The first floor comprises an open-concept kitchen and dining area as well as a quaint little bamboo terrace. To the front of the building sits a study with a clear view of the entrance, whilst the service quarters are located at the back. Communal areas are congregated at the second level, whereby the living area opens up into an outdoor deck at the rear of the house. The second floor also houses the childrens’ loft bedrooms as well as an additional room for guests. In the attic is the master bedroom with en-suite bathroom and walk-in wardrobe. This spacious room enjoys a gorgeous view as it looks out into the beautiful green field and lush forest nearby.

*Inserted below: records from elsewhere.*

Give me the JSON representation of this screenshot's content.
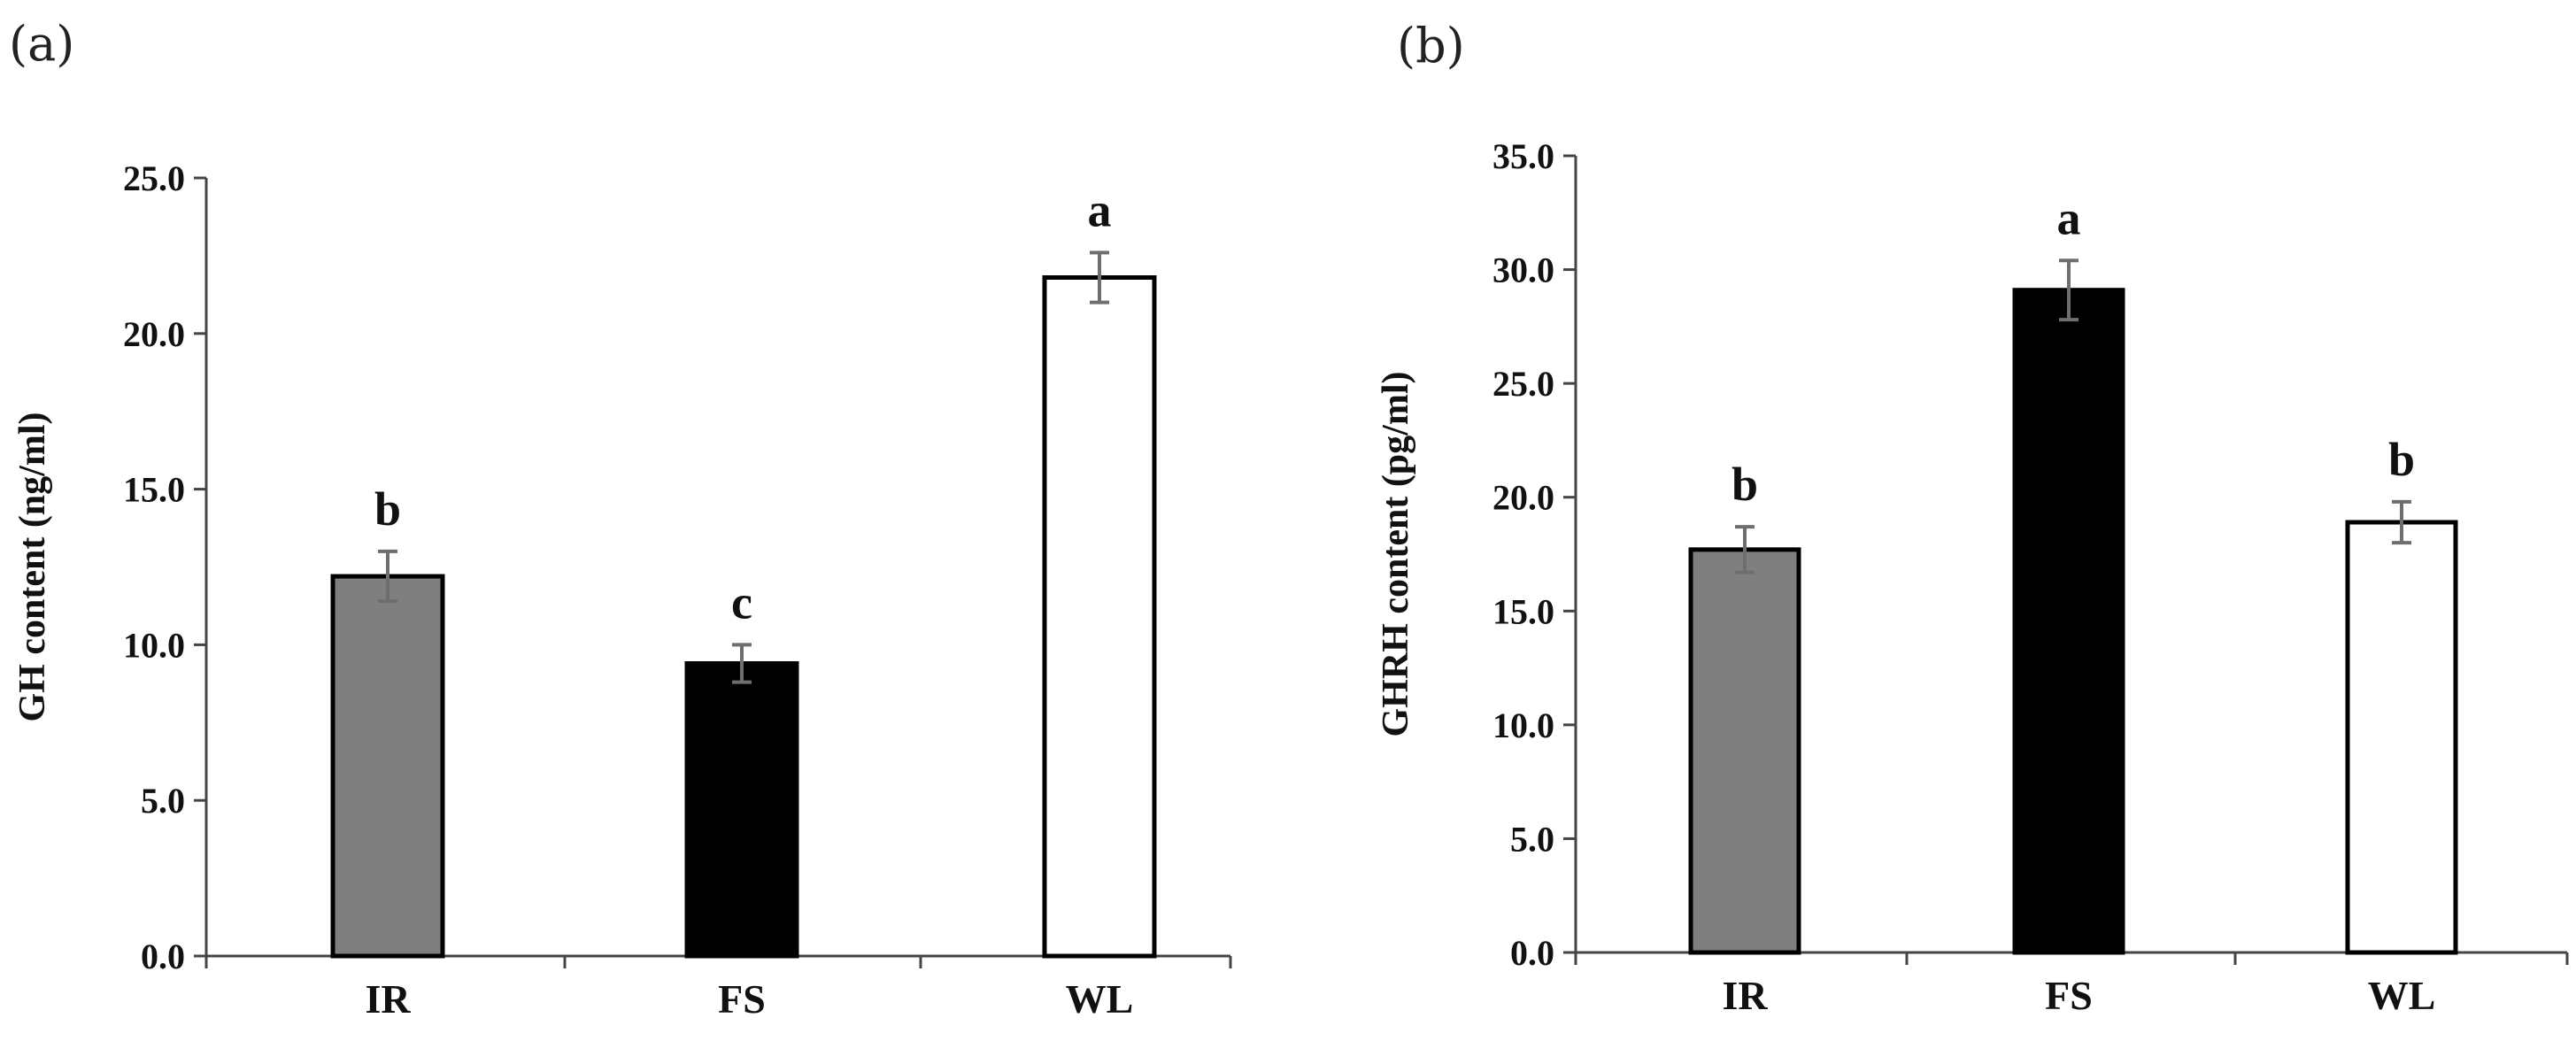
{
  "chart_data": [
    {
      "type": "bar",
      "panel": "(a)",
      "title": "",
      "xlabel": "",
      "ylabel": "GH content (ng/ml)",
      "categories": [
        "IR",
        "FS",
        "WL"
      ],
      "values": [
        12.2,
        9.4,
        21.8
      ],
      "errors": [
        0.8,
        0.6,
        0.8
      ],
      "significance": [
        "b",
        "c",
        "a"
      ],
      "bar_colors": [
        "#7f7f7f",
        "#000000",
        "#ffffff"
      ],
      "ylim": [
        0,
        25
      ],
      "yticks": [
        0,
        5,
        10,
        15,
        20,
        25
      ],
      "ytick_labels": [
        "0.0",
        "5.0",
        "10.0",
        "15.0",
        "20.0",
        "25.0"
      ],
      "grid": false
    },
    {
      "type": "bar",
      "panel": "(b)",
      "title": "",
      "xlabel": "",
      "ylabel": "GHRH content (pg/ml)",
      "categories": [
        "IR",
        "FS",
        "WL"
      ],
      "values": [
        17.7,
        29.1,
        18.9
      ],
      "errors": [
        1.0,
        1.3,
        0.9
      ],
      "significance": [
        "b",
        "a",
        "b"
      ],
      "bar_colors": [
        "#7f7f7f",
        "#000000",
        "#ffffff"
      ],
      "ylim": [
        0,
        35
      ],
      "yticks": [
        0,
        5,
        10,
        15,
        20,
        25,
        30,
        35
      ],
      "ytick_labels": [
        "0.0",
        "5.0",
        "10.0",
        "15.0",
        "20.0",
        "25.0",
        "30.0",
        "35.0"
      ],
      "grid": false
    }
  ]
}
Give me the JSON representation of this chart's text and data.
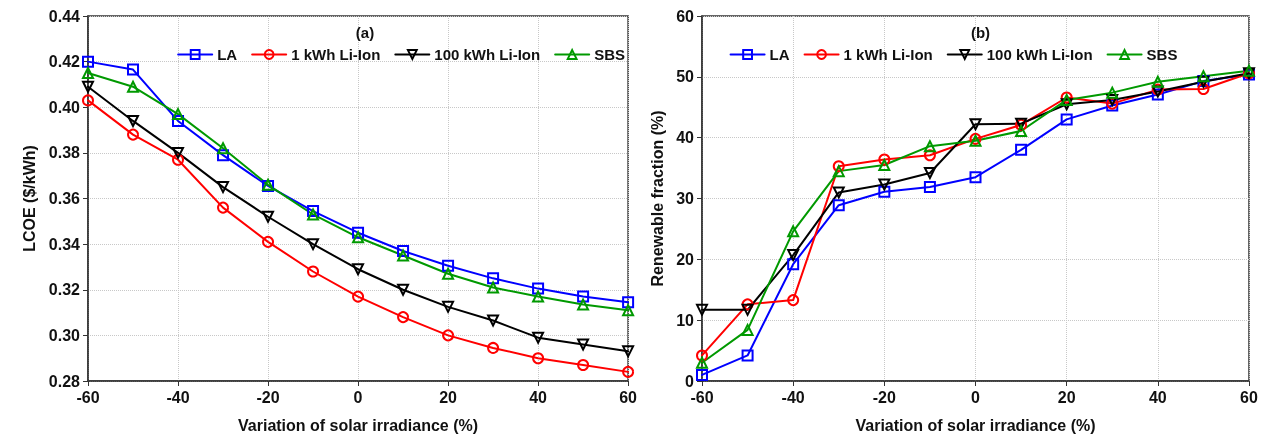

Highlights of this house include its gable roof and rather unconventional spatial orientation. In addition, minimalist architectural shapes and forms within the house are clearly accentuated by the use of complementary material, such as composite wood cladding contrasted against grey, fair-faced concrete surfaces. The concrete walls are punctuated at selected portions with framed metal fenestrations to provide a viewing window whilst also maintaining a degree of privacy. Beige limestone also lightens the industrial-feel of the concrete walls by bringing with it a sense of warmth and comfort. As an eco-friendly gesture, 80% of the composite wood used for cladding, outdoor decking and bedroom flooring is made from rice husks.